According to Roland Essmann, laboratory manager at Elster, a Smart meter producer, the company has already used the Objet260 Connex and says it has significantly improved prototype visual and functional capabilities, “making them ideal for real functional testing.”
Users can choose from 60 different materials for the Objet260 Connex, including the clear, high temperature and ABS-like materials launched at Euromold 2010.
Portuguese CNC machine tool producer Heto has developed a single machine which can precision mill, tap, and bore with both conventional and deep hole drilling. Heto says this means 60 percent faster drilling time, a 40 percent reduction in machining time and a 20 percent shorter mould delivery time.

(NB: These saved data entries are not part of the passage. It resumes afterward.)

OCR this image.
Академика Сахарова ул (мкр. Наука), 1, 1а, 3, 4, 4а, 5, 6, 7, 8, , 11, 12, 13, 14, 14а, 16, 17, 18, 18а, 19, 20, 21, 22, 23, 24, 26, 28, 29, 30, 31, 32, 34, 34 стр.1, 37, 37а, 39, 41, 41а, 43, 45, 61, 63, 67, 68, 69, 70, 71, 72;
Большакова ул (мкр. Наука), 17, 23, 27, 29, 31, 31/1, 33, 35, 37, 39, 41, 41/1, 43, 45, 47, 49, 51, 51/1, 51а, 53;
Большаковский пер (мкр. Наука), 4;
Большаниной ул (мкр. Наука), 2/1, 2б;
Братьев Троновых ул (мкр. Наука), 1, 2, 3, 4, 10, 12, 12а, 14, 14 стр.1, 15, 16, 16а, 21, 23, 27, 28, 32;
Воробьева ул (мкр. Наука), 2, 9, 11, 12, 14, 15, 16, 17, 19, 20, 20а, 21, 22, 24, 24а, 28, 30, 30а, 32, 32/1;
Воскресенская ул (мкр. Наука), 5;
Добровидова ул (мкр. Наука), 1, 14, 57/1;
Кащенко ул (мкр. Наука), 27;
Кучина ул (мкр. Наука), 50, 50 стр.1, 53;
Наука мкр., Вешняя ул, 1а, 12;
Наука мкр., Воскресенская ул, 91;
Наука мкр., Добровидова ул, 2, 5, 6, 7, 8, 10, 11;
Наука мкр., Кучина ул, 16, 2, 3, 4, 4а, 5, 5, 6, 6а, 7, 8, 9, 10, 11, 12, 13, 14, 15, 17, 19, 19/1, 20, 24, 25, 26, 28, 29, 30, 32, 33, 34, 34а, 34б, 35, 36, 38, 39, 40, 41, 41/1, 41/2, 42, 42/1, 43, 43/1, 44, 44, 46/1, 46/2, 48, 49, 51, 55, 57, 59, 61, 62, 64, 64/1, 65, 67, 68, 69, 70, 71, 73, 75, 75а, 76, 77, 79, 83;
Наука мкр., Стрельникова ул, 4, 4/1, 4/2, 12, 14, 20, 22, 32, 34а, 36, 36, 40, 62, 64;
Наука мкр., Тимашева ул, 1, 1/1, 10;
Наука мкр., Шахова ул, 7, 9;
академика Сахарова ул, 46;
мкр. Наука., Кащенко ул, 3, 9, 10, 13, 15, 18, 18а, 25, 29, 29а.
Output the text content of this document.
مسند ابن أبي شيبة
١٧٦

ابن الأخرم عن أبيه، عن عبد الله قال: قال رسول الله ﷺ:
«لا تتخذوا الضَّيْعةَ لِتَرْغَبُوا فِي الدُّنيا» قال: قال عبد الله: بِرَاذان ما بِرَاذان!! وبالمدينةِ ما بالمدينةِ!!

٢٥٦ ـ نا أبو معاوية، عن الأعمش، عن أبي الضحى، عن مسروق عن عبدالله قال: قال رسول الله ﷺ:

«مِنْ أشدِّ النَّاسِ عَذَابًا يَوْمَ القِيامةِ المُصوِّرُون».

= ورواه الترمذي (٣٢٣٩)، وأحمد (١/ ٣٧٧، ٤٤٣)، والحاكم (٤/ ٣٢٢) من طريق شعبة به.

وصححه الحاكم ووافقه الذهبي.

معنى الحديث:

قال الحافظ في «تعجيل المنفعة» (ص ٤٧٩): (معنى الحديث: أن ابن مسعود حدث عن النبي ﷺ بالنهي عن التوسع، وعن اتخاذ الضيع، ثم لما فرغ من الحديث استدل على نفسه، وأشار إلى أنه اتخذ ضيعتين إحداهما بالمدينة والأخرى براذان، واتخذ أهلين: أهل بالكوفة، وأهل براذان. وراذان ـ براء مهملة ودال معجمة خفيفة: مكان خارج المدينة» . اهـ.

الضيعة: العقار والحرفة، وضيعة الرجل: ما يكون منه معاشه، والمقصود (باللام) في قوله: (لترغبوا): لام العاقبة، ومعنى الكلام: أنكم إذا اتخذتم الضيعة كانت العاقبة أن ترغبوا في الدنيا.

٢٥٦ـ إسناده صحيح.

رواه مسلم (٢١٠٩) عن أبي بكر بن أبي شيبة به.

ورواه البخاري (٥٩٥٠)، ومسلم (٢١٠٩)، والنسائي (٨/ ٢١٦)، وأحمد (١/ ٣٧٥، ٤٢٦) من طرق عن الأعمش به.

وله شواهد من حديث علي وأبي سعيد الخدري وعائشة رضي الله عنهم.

The company is also showing new mould production machinery concepts, including machines that can now also perform 3D finishing, by integrating a spindle running at 24,000 rpm and a “nose” for milling. The company says it is “the first machine builder to provide one complete solution with capacity to do one complete mould part only with two setup operations.”
Hochschule München has developed a flexible forming tool to produce prototypes for three-dimension glazing parts for automotive windscreens, sunroofs and headlamp covers.
While the university has already developed equipment for glazing parts in PMMA, it recognizes that polycarbonate glazing has greater market potential. It is therefore developing the equipment and integrating more components for high quality polycarbonate glazing prototyping in terms of good optical properties and low internal stress.
V.G. Kunststofftechnik will show plastic parts produced in laser sintering, stereolithography, vacuum casting processes or even injection molding. The parts are clad with metal in a special coating process, making them indistinguishable from metal parts.
The process also enhances mechanical, physical, chemical, optical and hygienic properties, depending on the plastic used, coating thickness and surface. The samples are especially interesting for both aesthetic design and technical prototypes, the company suggests.
Among the exhibits on the Voxeljet stand will be a conveyor belt-based, continuous 3D printer concept. The part building and removal processes run in parallel, without interruption to the printing equipment operation. Unprinted powder is funneled back from the end of the line with low material loss to the build area for printing further parts.
Printing takes place on a horizontal tilted surface using a printing process that is “similar to conventional 3D printing.” The concept foresees 500 x 500mm build volume in practically unlimited length, as there is no practical length limit in the direction of the conveyor belt. A high definition 600dpi print head is foreseen for the concept machine, applying 150-400m layers.
Voxeljet managing director Ingo Ederer says the first machines should be delivered by the end of 2012.